Of course, the Eye fully supports the idea, though we have two niggling thoughts. Will a group of peers put any serious criticisms, particularly of management, in writing without first ‘toning them down’? Secondly, the ‘terms of reference’ of the previous review – seven years ago – seem to have been influenced by the Chief Executive. But, as any magician knows, to trick an audience, you encourage it to look in one direction while the real deceipt is carried out elsewhere. Hmm. That doesn’t seem good on principle.
But what matters to the Eye is whether the previous report had any direct visible consequences for Camberley. In particular, this lengthy extract: “The priority [goal] of Camberley town centre regeneration is a huge project, which carries a high level of risk. It will need a great deal of advance preparatory work to structure a financial package that the Council can commit to and provide partners with the evidence to ensure they have confidence that the regeneration scheme is viable and will proceed. It will be important to evidence what options are available to the Council, and what risks have been assessed, if the proposed development falters and/or retail partners pull out. For example, the principal focus to date is of an anchor store underpinning the development. However, discussions with this store have been ongoing for six years and a positive response is still awaited. The timescales for implementation are also ambitious bearing in mind the number of significant interdependencies, which reinforces the point made earlier about improved arrangements for project/programme management.”

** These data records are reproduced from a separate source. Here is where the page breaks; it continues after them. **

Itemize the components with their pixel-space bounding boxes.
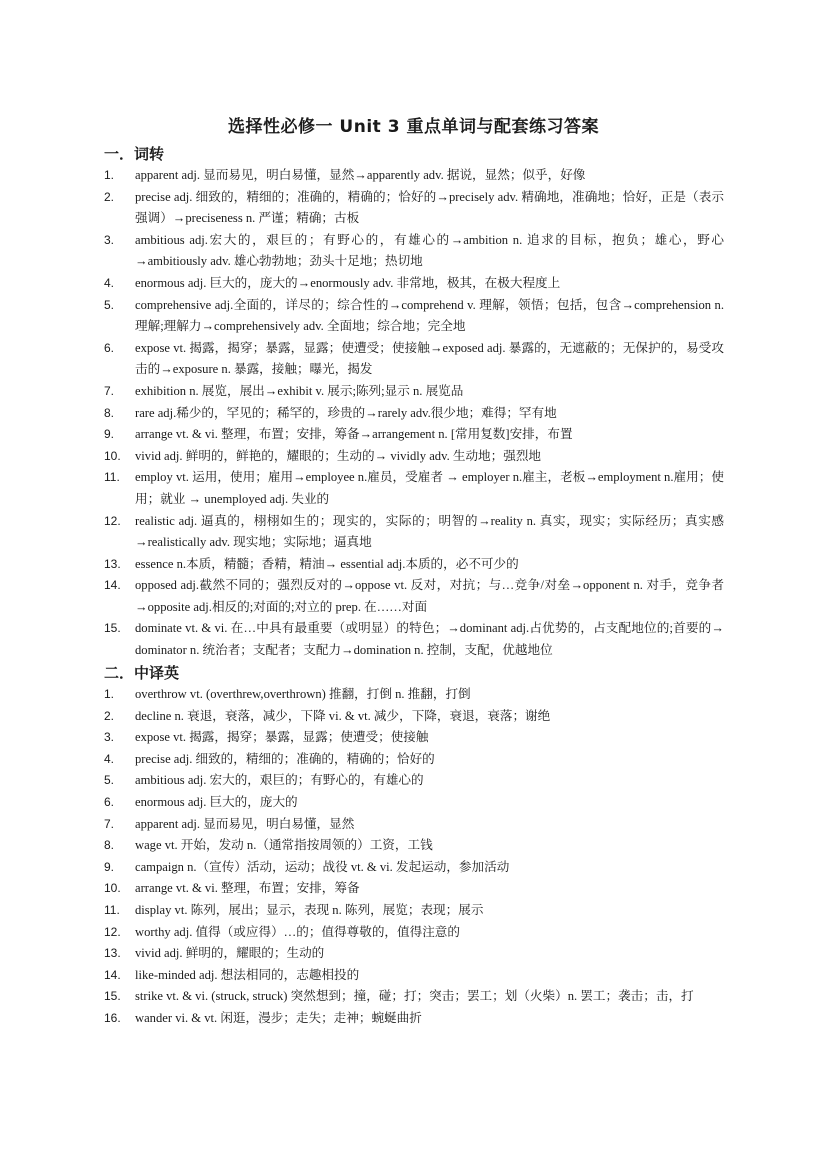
list-item: [104, 684, 724, 706]
item-text: realistic adj. 逼真的，栩栩如生的；现实的，实际的；明智的→reality n. 真实，现实；实际经历；真实感→realistically adv. 现实地；实际地；逼真地: [135, 513, 724, 550]
item-number: 3.: [104, 232, 115, 247]
item-text: ambitious adj. 宏大的，艰巨的；有野心的，有雄心的: [135, 773, 424, 788]
translation-list: [104, 684, 724, 1030]
item-number: 6.: [104, 340, 115, 355]
list-item: [104, 575, 724, 618]
list-item: [104, 857, 724, 879]
item-number: 7.: [104, 383, 115, 398]
item-number: 10.: [104, 448, 121, 463]
list-item: [104, 230, 724, 273]
item-number: 10.: [104, 881, 121, 896]
item-number: 12.: [104, 924, 121, 939]
list-item: [104, 295, 724, 338]
list-item: [104, 900, 724, 922]
page-title: 选择性必修一 Unit 3 重点单词与配套练习答案: [228, 117, 599, 137]
item-number: 4.: [104, 275, 115, 290]
list-item: [104, 273, 724, 295]
list-item: [104, 965, 724, 987]
section-heading-word-forms: 一．词转: [104, 145, 165, 163]
item-text: employ vt. 运用，使用；雇用→employee n.雇员，受雇者 → employer n.雇主，老板→employment n.雇用；使用；就业 → unemployed adj. 失业的: [135, 470, 724, 506]
item-text: precise adj. 细致的，精细的；准确的，精确的；恰好的: [135, 751, 435, 766]
item-number: 13.: [104, 556, 121, 571]
item-text: apparent adj. 显而易见，明白易懂，显然→apparently adv. 据说，显然；似乎，好像: [135, 168, 586, 182]
list-item: [104, 1008, 724, 1030]
item-text: essence n.本质，精髓；香精，精油→ essential adj.本质的，必不可少的: [135, 556, 519, 571]
item-number: 3.: [104, 730, 115, 745]
list-item: [104, 554, 724, 576]
list-item: [104, 943, 724, 965]
item-number: 11.: [104, 470, 120, 485]
item-text: opposed adj.截然不同的；强烈反对的→oppose vt. 反对，对抗；与…竞争/对垒→opponent n. 对手，竞争者→opposite adj.相反的;对面的;对立的 prep. 在……对面: [135, 578, 724, 614]
list-item: [104, 922, 724, 944]
item-number: 11.: [104, 902, 120, 917]
item-text: vivid adj. 鲜明的，鲜艳的，耀眼的；生动的→ vividly adv. 生动地；强烈地: [135, 448, 542, 463]
list-item: [104, 165, 724, 187]
list-item: [104, 618, 724, 661]
list-item: [104, 814, 724, 836]
word-forms-list: [104, 165, 724, 662]
item-text: decline n. 衰退，衰落，减少，下降 vi. & vt. 减少，下降，衰退，衰落；谢绝: [135, 708, 551, 723]
item-number: 5.: [104, 297, 115, 312]
item-text: worthy adj. 值得（或应得）…的；值得尊敬的，值得注意的: [135, 924, 460, 939]
list-item: [104, 727, 724, 749]
item-number: 1.: [104, 687, 115, 701]
list-item: [104, 187, 724, 230]
item-number: 8.: [104, 838, 115, 853]
item-text: enormous adj. 巨大的，庞大的: [135, 794, 298, 809]
item-text: display vt. 陈列，展出；显示，表现 n. 陈列，展览；表现；展示: [135, 902, 484, 917]
item-text: precise adj. 细致的，精细的；准确的，精确的；恰好的→precisely adv. 精确地，准确地；恰好，正是（表示强调）→preciseness n. 严谨；精确；古板: [135, 189, 724, 226]
list-item: [104, 986, 724, 1008]
list-item: [104, 749, 724, 771]
item-number: 15.: [104, 989, 121, 1004]
item-number: 4.: [104, 751, 115, 766]
list-item: [104, 424, 724, 446]
item-number: 9.: [104, 859, 115, 874]
item-text: wage vt. 开始，发动 n.（通常指按周领的）工资，工钱: [135, 838, 433, 853]
item-text: apparent adj. 显而易见，明白易懂，显然: [135, 816, 355, 831]
section-heading-translation: 二．中译英: [104, 664, 180, 682]
item-text: ambitious adj.宏大的，艰巨的；有野心的，有雄心的→ambition n. 追求的目标，抱负；雄心，野心→ambitiously adv. 雄心勃勃地；劲头十足地；热切地: [135, 232, 724, 269]
item-text: dominate vt. & vi. 在…中具有最重要（或明显）的特色；→dominant adj.占优势的，占支配地位的;首要的→ dominator n. 统治者；支配者；支配力→domination n. 控制，支配，优越地位: [135, 621, 724, 658]
item-number: 12.: [104, 513, 121, 528]
item-text: vivid adj. 鲜明的，耀眼的；生动的: [135, 946, 325, 961]
item-text: wander vi. & vt. 闲逛，漫步；走失；走神；蜿蜒曲折: [135, 1010, 422, 1025]
item-number: 14.: [104, 967, 121, 982]
item-number: 2.: [104, 708, 115, 723]
list-item: [104, 792, 724, 814]
list-item: [104, 511, 724, 554]
item-number: 5.: [104, 773, 115, 788]
item-text: like-minded adj. 想法相同的，志趣相投的: [135, 967, 360, 982]
list-item: [104, 770, 724, 792]
list-item: [104, 381, 724, 403]
list-item: [104, 446, 724, 468]
list-item: [104, 467, 724, 510]
item-number: 15.: [104, 621, 121, 636]
item-text: expose vt. 揭露，揭穿；暴露，显露；使遭受；使接触: [135, 730, 429, 745]
item-text: rare adj.稀少的，罕见的；稀罕的，珍贵的→rarely adv.很少地；难得；罕有地: [135, 405, 557, 420]
item-number: 6.: [104, 794, 115, 809]
item-number: 1.: [104, 168, 115, 182]
list-item: [104, 706, 724, 728]
list-item: [104, 878, 724, 900]
item-text: arrange vt. & vi. 整理，布置；安排，筹备→arrangement n. [常用复数]安排，布置: [135, 427, 573, 442]
item-number: 7.: [104, 816, 115, 831]
item-text: exhibition n. 展览，展出→exhibit v. 展示;陈列;显示 n. 展览品: [135, 383, 464, 398]
item-number: 16.: [104, 1010, 121, 1025]
item-text: strike vt. & vi. (struck, struck) 突然想到；撞，碰；打；突击；罢工；划（火柴）n. 罢工；袭击；击，打: [135, 989, 694, 1004]
item-number: 2.: [104, 189, 115, 204]
item-text: campaign n.（宣传）活动，运动；战役 vt. & vi. 发起运动，参加活动: [135, 859, 510, 874]
item-number: 14.: [104, 578, 121, 593]
item-text: arrange vt. & vi. 整理，布置；安排，筹备: [135, 881, 360, 896]
item-text: comprehensive adj.全面的，详尽的；综合性的→comprehend v. 理解，领悟；包括，包含→comprehension n.理解;理解力→comprehensively adv. 全面地；综合地；完全地: [135, 297, 724, 334]
item-number: 9.: [104, 427, 115, 442]
list-item: [104, 403, 724, 425]
list-item: [104, 835, 724, 857]
item-number: 13.: [104, 946, 121, 961]
item-text: overthrow vt. (overthrew,overthrown) 推翻，打倒 n. 推翻，打倒: [135, 687, 471, 701]
item-text: expose vt. 揭露，揭穿；暴露，显露；使遭受；使接触→exposed adj. 暴露的，无遮蔽的；无保护的，易受攻击的→exposure n. 暴露，接触；曝光，揭发: [135, 340, 724, 377]
item-number: 8.: [104, 405, 115, 420]
item-text: enormous adj. 巨大的，庞大的→enormously adv. 非常地，极其，在极大程度上: [135, 275, 561, 290]
list-item: [104, 338, 724, 381]
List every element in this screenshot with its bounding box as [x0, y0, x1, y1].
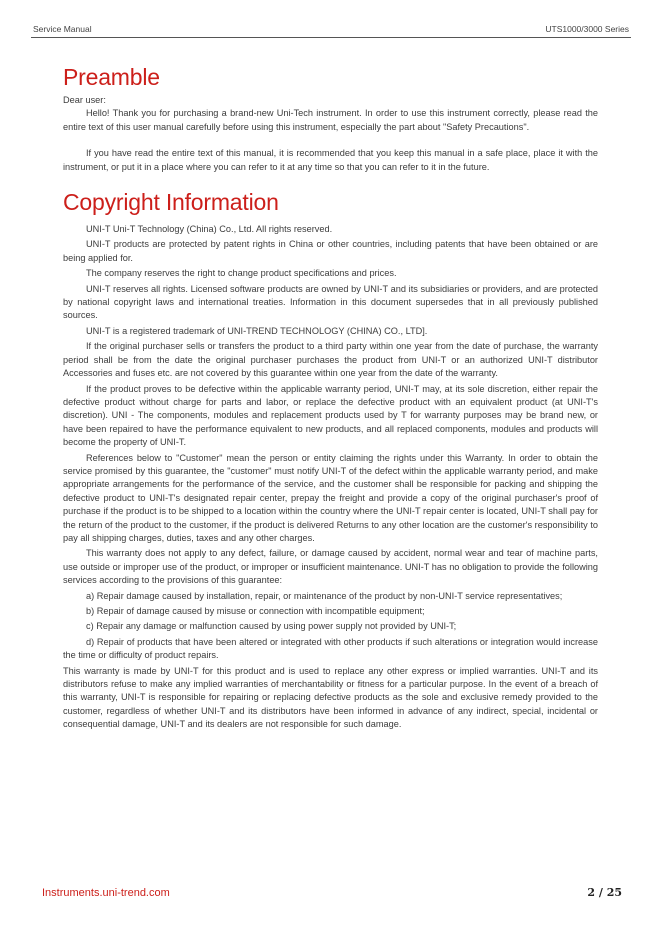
copyright-paragraph: References below to "Customer" mean the person or entity claiming the rights under this Warranty. In order to obtain the service promised by this guarantee, the "customer" must notify UNI-T of the defect within the applicable warranty period, and make appropriate arrangements for the performance of the service, and the customer shall be responsible for packing and shipping the defective product to UNI-T's designated repair center, prepay the freight and provide a copy of the original purchaser's proof of purchase if the product is to be shipped to a location within the country where the UNI-T repair center is located, UNI-T shall pay for the return of the product to the customer, if the product is delivered Returns to any other location are the customer's responsibility to pay all shipping charges, duties, taxes and any other charges. — [63, 452, 598, 543]
footer-website-link[interactable]: Instruments.uni-trend.com — [42, 887, 170, 899]
preamble-greeting: Dear user: — [63, 95, 106, 105]
copyright-paragraph: The company reserves the right to change product specifications and prices. — [86, 268, 397, 279]
copyright-heading: Copyright Information — [63, 189, 279, 216]
preamble-paragraph-2: If you have read the entire text of this manual, it is recommended that you keep this manual in a safe place, place it with the instrument, or put it in a place where you can refer to it at any time so that you can refer to it in the future. — [63, 148, 598, 172]
warranty-exclusion-item: a) Repair damage caused by installation, repair, or maintenance of the product by non-UNI-T service representatives; — [86, 590, 563, 601]
copyright-paragraph: UNI-T products are protected by patent rights in China or other countries, including patents that have been obtained or are being applied for. — [63, 239, 598, 263]
copyright-paragraph: If the original purchaser sells or transfers the product to a third party within one year from the date of purchase, the warranty period shall be from the date the original purchaser purchases the product from UNI-T or an authorized UNI-T distributor Accessories and fuses etc. are not covered by this guarantee within one year from the date of the warranty. — [63, 341, 598, 379]
copyright-paragraph: This warranty does not apply to any defect, failure, or damage caused by accident, normal wear and tear of machine parts, use outside or improper use of the product, or improper or insufficient maintenance. UNI-T has no obligation to provide the following services according to the provisions of this guarantee: — [63, 548, 598, 586]
page-number: 2 / 25 — [587, 886, 622, 899]
header-manual-title: Service Manual — [33, 24, 92, 34]
copyright-paragraph: UNI-T Uni-T Technology (China) Co., Ltd. All rights reserved. — [86, 224, 333, 235]
copyright-paragraph: UNI-T reserves all rights. Licensed software products are owned by UNI-T and its subsidiaries or providers, and are protected by national copyright laws and international treaties. Information in this document supersedes that in all previously published sources. — [63, 283, 598, 321]
warranty-exclusion-item: c) Repair any damage or malfunction caused by using power supply not provided by UNI-T; — [86, 621, 457, 632]
copyright-paragraph: UNI-T is a registered trademark of UNI-TREND TECHNOLOGY (CHINA) CO., LTD]. — [86, 325, 428, 336]
preamble-paragraph-1: Hello! Thank you for purchasing a brand-new Uni-Tech instrument. In order to use this instrument correctly, please read the entire text of this user manual carefully before using this instrument, especially the part about "Safety Precautions". — [63, 108, 598, 132]
copyright-paragraph: If the product proves to be defective within the applicable warranty period, UNI-T may, at its sole discretion, either repair the defective product without charge for parts and labor, or replace the defective product with an equivalent product (at UNI-T's discretion). UNI - The components, modules and replacement products used by T for warranty purposes may be brand new, or have been repaired to have the performance equivalent to new products, and all replaced components, modules and products will become the property of UNI-T. — [63, 383, 598, 448]
copyright-paragraph: This warranty is made by UNI-T for this product and is used to replace any other express or implied warranties. UNI-T and its distributors refuse to make any implied warranties of merchantability or fitness for a particular purpose. In the event of a breach of this warranty, UNI-T is responsible for repairing or replacing defective products as the sole and exclusive remedy provided to the customer, regardless of whether UNI-T and its distributors have been informed in advance of any indirect, special, incidental or consequential damage, UNI-T and its dealers are not responsible for such damage. — [63, 665, 598, 730]
preamble-heading: Preamble — [63, 64, 160, 90]
page-content — [63, 62, 598, 732]
header-series-name: UTS1000/3000 Series — [545, 24, 629, 34]
page-header — [31, 23, 631, 38]
warranty-exclusion-item: b) Repair of damage caused by misuse or connection with incompatible equipment; — [86, 606, 425, 616]
warranty-exclusion-item: d) Repair of products that have been altered or integrated with other products if such alterations or integration would increase the time or difficulty of product repairs. — [63, 636, 598, 661]
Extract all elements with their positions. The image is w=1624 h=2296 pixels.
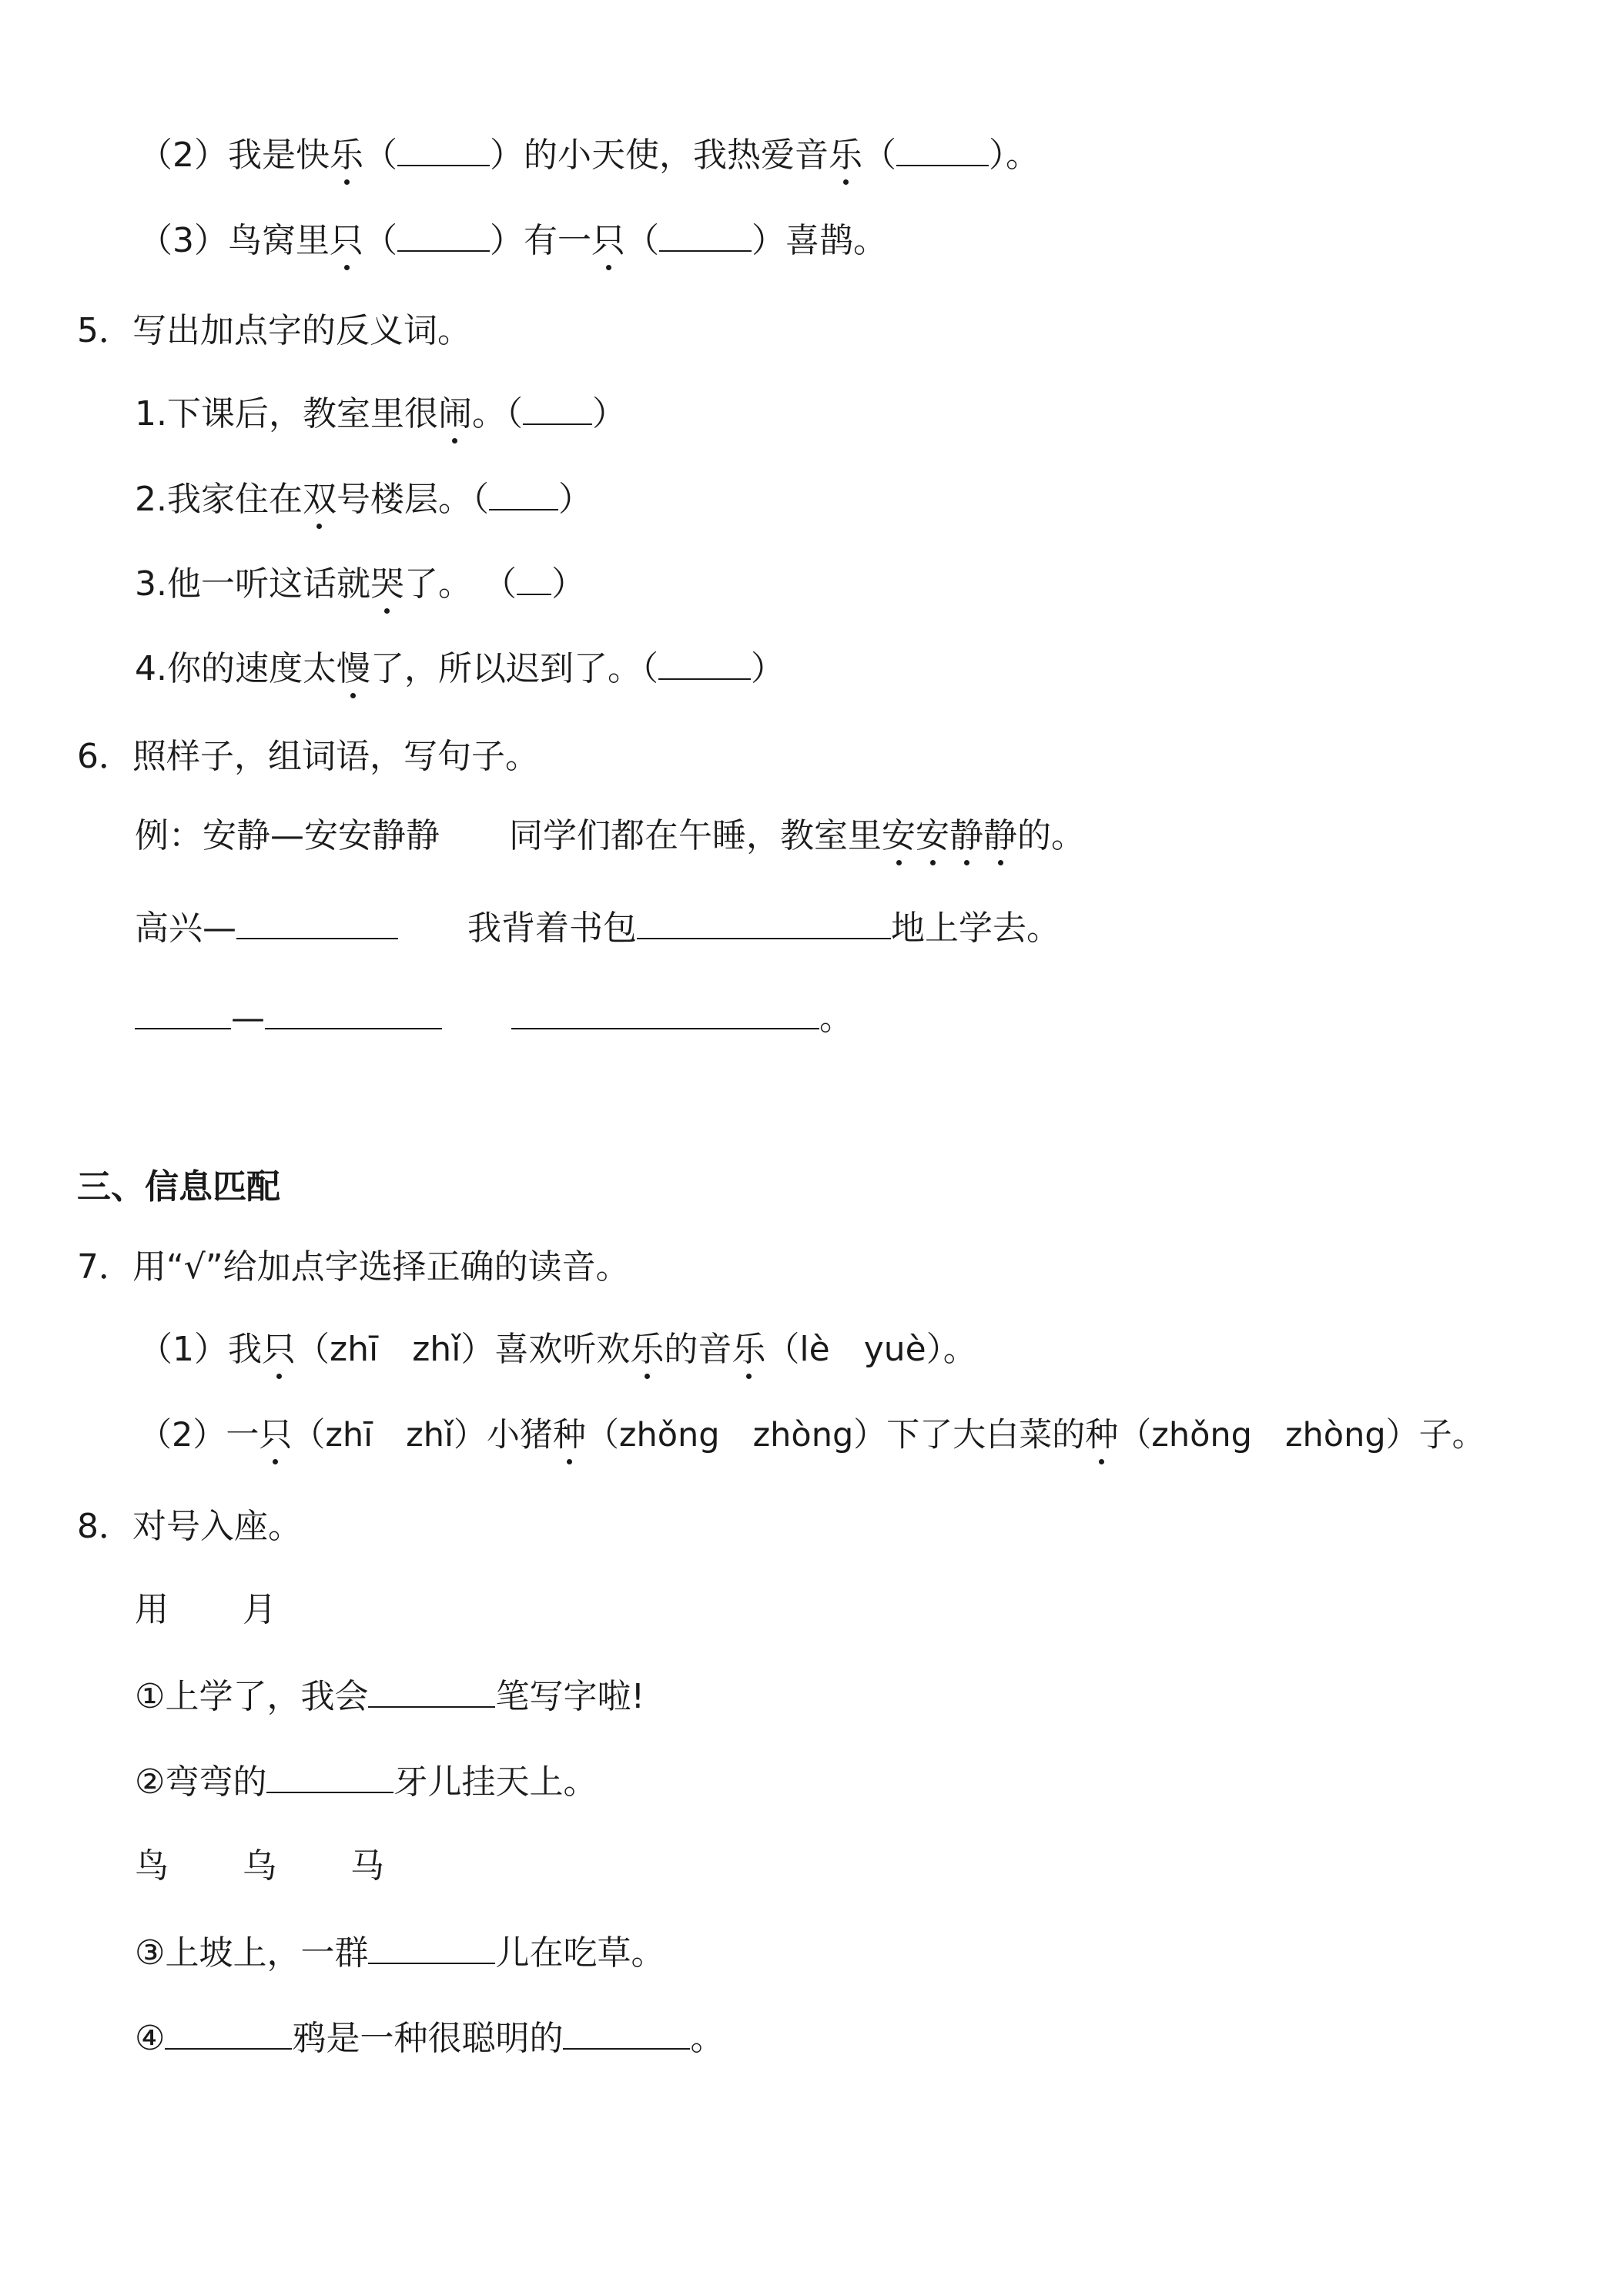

It’s not too difficult to read between the lines of that extract. Sadly, we suspect that few residents – looking at the London Road Block in particular – would regard the regeneration project as having been a success.
A lesser matter. Quote: “Once the operation of the Theatre is made more efficient, that is subsidy is reduced, options could be developed to consider transfer of ownership/operation.” We assume that ‘options could be developed’ actually means ‘sell’. Which hasn’t happened?
So, we wonder whether the previous Challenge resulted in an action plan to pursue its recommendations. If not, shouldn’t it have? More importantly, will the next Challenge do so? And will it be made public?
A final word. For many years, the Eye has criticised the council’s public documents. Less than three months ago, commenting on the draft Local Plan, we wrote: “the waffle and unsuitability of the document for a public consultation. We reckon, subjectively, that it could have been reduced by a third, and made clearer at the same time”
It seems clear that the last Challenge also thought the council should do better: “it would advantageous to set out…. a template for report writing, with guidance on length and format.” We wouldn’t mind betting that this hasn’t been done.